折角憧れに寄り添えたけど……また元通りだ。いや、これがそもそも正しい関わりなんだ……。俺と氷川の……。
「――烏羽がそういうなら、私は魔女になりましょう。だから、貴方も私の使い魔になって。魔女・氷川霧華の......私だけの使い魔に」
白くなった頭の中に、やけに響く声だった。何もない空洞が満たされるような感覚。頭から喉へ。喉から腹へ。腹からつま先へ。
人肌の液体が頑強な氷をゆっくりと溶かすように、それは俺の内部へと侵食してきた。
感覚を取り戻した俺に訪れたのは、甘い花の香り。
随分と、懐かしい香りだった。死んだ冬と芽吹く春の隙間に風が運んできた名も知らない花の香りだ。
気が付くと、彼女は俺を抱きしめていた。
「それに、烏羽の話をしてくれた。ありがとう」
全てが許されたような、満たされたような心の底からの安堵。
俺たちを乗せたゴンドラが頂上にやって来ると、途端に内部の電源が落ちた。陽は完全に落ち切っていた為、室内は暗闇に飲み込まれた。

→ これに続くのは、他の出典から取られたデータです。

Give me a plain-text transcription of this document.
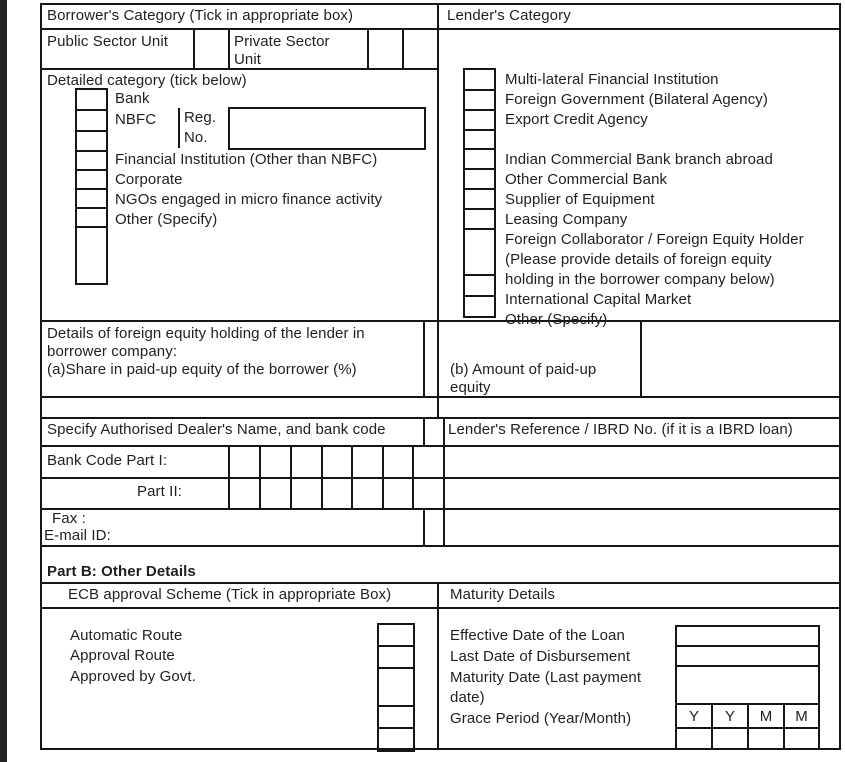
Borrower's Category (Tick in appropriate box)	Lender's Category
Public Sector Unit	Private Sector
Unit
Detailed category (tick below)
Bank
NBFC Reg.
No.
Financial Institution (Other than NBFC)
Corporate
NGOs engaged in micro finance activity
Other (Specify)
Multi-lateral Financial Institution
Foreign Government (Bilateral Agency)
Export Credit Agency
Indian Commercial Bank branch abroad
Other Commercial Bank
Supplier of Equipment
Leasing Company
Foreign Collaborator / Foreign Equity Holder
(Please provide details of foreign equity
holding in the borrower company below)
International Capital Market
Other (Specify)
Details of foreign equity holding of the lender in
borrower company:
(a)Share in paid-up equity of the borrower (%)	(b) Amount of paid-up
equity
Specify Authorised Dealer's Name, and bank code	Lender's Reference / IBRD No. (if it is a IBRD loan)
Bank Code Part I:
Part II:
Fax :
E-mail ID:
Part B: Other Details
ECB approval Scheme (Tick in appropriate Box)	Maturity Details
Automatic Route
Approval Route
Approved by Govt.
Effective Date of the Loan
Last Date of Disbursement
Maturity Date (Last payment
date)
Grace Period (Year/Month)	Y	Y	M	M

『トラブルの為、緊急停止ボタンを押しました。直ぐに予備電力に切り替えますので今しばらく――』
備え付けられていたスピーカーから従業員さんの慌てたアナウンスが聞こえた。
「......これ、魔術かなにか?」
俺は気恥ずかしさを紛らわす様に軽口を衝いた。以前、彼女の胸元に頭をうずめている状態だ。
「うん。そう......魔女だから」
俺はゆっくりと顔をあげる。真っ暗な視界の中、赤紫の瞳が煌々と輝いているのを目にした。すぐそばの薄墨色の髪が赤みを伴った光で照らされる。
「あぁ......流石は魔女だ。使い魔冥利に尽きるよ」
笑みを零す彼女に溺れそうになった。